Ao negar o recurso, Marco Aurélio lembrou que, conforme a Constituição, o dispositivo da imunidade só é válido no âmbito criminal, não se estende a ações judiciais que busquem responsabilidade civil, em processos instaurados por prática de infrações político-administrativas ou em procedimentos destinados a apurar a sua responsabilidade tributária.

“Há dos tipos de imunidade, a temporária em relação à presidência da república e a parlamentar para as posições dos parlamentares. No caso da imunidade quanto ao que se fala, esta tem sido afastada desde a primeira instância no caso do Bolsonaro, porque uma pessoa que xinga a outra e comete inclusive condutas que podem vir a ser tipificadas como crime não está amparada pela imunidade parlamentar”, detalhou a advogada.

Segundo o ministro, além de ausência de foro privilegiado, a sentença deve ser mantida porque Bolsonaro admitiu nos autos que exerceu sua “liberdade de opinião” fora do ambiente de atuação legislativa, “em uma situação pessoal.” “O próprio deputado quebra o nexo de causalidade com a atividade legislativa quando, de acordo com os autos, emite uma nota com o seguinte título: ‘jamais pedirei desculpas à deputada Maria do Rosário’.”

Em sua defesa, o deputado havia afirmado: “Racionalmente é possível entender as palavras ditas à Deputada Maria do Rosário como uma reação à ofensa inicialmente dirigida a mim. E só”.
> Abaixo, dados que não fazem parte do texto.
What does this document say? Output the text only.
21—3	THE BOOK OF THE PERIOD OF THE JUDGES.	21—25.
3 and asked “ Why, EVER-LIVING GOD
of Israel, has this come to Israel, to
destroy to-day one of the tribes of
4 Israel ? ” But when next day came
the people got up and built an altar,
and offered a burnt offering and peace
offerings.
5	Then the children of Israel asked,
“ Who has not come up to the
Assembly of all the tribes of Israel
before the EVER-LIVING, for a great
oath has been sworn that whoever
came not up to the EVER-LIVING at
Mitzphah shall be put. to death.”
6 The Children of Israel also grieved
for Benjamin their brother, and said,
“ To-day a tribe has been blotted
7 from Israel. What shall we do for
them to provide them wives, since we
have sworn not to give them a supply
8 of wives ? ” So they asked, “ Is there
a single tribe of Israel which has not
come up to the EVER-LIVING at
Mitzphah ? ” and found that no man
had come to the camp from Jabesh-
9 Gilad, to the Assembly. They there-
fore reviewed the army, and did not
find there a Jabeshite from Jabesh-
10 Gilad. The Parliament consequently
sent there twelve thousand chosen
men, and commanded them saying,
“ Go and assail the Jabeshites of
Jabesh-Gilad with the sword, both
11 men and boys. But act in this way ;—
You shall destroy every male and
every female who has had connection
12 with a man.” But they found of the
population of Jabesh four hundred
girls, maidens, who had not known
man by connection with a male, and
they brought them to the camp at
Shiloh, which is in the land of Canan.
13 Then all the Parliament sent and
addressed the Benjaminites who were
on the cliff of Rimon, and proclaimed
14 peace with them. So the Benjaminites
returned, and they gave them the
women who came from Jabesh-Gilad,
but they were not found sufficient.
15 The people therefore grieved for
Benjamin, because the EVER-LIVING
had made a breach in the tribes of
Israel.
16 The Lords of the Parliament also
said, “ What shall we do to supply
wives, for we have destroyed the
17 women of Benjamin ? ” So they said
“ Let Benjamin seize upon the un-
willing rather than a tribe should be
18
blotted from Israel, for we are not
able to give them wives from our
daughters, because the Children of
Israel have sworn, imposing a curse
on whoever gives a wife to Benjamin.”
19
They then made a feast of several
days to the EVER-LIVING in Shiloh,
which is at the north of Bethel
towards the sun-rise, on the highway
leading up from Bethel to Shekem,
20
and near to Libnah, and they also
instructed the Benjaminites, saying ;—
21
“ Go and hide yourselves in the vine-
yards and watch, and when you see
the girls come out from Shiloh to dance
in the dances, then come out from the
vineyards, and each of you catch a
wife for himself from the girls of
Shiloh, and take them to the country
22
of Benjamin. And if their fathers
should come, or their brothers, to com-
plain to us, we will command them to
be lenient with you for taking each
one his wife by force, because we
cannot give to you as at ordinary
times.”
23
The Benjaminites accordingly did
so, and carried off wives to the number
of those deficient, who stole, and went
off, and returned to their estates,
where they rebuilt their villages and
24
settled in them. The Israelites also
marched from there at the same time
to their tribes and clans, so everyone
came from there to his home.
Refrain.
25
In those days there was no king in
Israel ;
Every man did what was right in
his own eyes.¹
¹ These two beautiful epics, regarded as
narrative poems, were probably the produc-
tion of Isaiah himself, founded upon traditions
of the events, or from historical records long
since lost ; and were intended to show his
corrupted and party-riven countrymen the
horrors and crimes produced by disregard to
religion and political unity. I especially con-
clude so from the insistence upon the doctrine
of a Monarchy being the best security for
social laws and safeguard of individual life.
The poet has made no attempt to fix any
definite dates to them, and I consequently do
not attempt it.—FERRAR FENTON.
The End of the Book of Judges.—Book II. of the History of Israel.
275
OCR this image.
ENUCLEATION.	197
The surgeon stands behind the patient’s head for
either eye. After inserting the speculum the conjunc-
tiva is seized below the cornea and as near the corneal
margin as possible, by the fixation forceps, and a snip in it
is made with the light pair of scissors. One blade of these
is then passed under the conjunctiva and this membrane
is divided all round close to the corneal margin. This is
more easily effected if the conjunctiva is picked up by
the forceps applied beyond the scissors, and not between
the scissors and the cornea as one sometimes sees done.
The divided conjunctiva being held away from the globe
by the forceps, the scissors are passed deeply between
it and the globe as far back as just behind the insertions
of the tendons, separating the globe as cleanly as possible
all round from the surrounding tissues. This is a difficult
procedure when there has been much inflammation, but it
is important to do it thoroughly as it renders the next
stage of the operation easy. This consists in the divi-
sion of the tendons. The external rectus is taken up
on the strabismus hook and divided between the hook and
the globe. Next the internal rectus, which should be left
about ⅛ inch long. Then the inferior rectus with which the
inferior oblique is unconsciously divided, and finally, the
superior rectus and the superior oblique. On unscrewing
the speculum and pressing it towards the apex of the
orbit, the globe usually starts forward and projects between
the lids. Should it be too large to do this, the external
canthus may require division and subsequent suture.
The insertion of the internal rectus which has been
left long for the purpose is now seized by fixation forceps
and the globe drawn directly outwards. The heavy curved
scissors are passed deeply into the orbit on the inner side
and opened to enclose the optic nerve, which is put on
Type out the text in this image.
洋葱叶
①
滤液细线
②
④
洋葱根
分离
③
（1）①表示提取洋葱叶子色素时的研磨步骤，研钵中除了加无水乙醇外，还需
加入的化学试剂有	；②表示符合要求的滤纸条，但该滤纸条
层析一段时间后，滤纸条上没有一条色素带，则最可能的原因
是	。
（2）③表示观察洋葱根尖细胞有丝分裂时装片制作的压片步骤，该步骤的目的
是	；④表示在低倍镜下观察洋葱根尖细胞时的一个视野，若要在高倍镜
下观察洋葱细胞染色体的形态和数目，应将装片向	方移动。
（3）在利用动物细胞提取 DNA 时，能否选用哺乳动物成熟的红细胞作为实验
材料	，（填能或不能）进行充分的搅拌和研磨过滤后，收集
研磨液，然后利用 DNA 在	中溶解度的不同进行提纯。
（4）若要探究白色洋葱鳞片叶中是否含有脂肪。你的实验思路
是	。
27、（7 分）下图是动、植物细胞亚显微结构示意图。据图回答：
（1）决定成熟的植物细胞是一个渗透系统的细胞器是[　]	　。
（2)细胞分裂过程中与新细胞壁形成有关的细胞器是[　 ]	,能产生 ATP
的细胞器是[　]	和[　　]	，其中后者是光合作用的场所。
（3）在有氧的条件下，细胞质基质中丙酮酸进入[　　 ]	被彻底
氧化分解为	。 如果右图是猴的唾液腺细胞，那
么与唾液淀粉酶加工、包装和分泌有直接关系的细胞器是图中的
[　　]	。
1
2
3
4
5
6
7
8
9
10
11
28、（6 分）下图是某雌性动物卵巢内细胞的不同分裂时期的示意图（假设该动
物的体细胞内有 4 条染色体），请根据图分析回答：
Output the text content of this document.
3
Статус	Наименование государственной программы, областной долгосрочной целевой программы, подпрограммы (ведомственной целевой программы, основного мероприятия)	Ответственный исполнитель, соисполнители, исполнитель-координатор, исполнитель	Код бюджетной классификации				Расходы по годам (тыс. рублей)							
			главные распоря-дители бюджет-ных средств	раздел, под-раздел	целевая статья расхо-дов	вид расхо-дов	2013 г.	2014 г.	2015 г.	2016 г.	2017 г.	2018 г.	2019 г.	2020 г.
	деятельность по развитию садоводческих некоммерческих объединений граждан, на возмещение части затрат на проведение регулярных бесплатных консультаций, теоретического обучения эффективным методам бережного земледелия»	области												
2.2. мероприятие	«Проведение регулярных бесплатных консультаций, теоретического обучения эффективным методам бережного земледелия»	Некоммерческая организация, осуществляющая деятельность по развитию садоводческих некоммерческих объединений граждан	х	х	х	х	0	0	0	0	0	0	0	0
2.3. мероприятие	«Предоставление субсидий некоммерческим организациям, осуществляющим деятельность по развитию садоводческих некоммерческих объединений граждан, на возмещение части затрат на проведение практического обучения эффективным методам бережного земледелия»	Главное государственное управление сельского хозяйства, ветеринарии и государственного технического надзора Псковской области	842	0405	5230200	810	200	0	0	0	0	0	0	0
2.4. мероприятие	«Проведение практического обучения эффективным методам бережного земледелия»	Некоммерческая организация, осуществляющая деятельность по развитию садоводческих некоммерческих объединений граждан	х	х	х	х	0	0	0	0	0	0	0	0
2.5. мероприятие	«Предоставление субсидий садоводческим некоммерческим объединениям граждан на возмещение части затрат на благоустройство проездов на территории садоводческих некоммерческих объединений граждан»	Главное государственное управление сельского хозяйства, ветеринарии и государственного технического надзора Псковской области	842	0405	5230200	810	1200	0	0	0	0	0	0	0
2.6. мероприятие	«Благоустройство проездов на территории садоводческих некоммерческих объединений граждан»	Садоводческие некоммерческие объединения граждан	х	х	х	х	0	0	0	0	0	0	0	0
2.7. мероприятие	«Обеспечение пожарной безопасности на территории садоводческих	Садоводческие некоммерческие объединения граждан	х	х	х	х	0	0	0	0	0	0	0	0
“Antes da eleição, o réu Bolsonaro dizia que ‘ninguém deveria estar acima da Lei’, mas sempre buscou se acobertar sob o foro privilegiado de deputado e impedir a ação da justiça contra seus atos, acreditando conquistar mais uma vez a impunidade. Depois de eleito e no poder, tenta usar da presidência da república, mas não obteve o arquivamento que desejava. De minha parte, seguirei defendendo as mulheres e crianças de todas as formas de violência”, afirmou a deputada em nota “Bolsonaro quer se livrar, mas não levou”, publicada um dia após a decisão do Ministro Luiz Fux que suspendeu o julgamento das duas ações penais.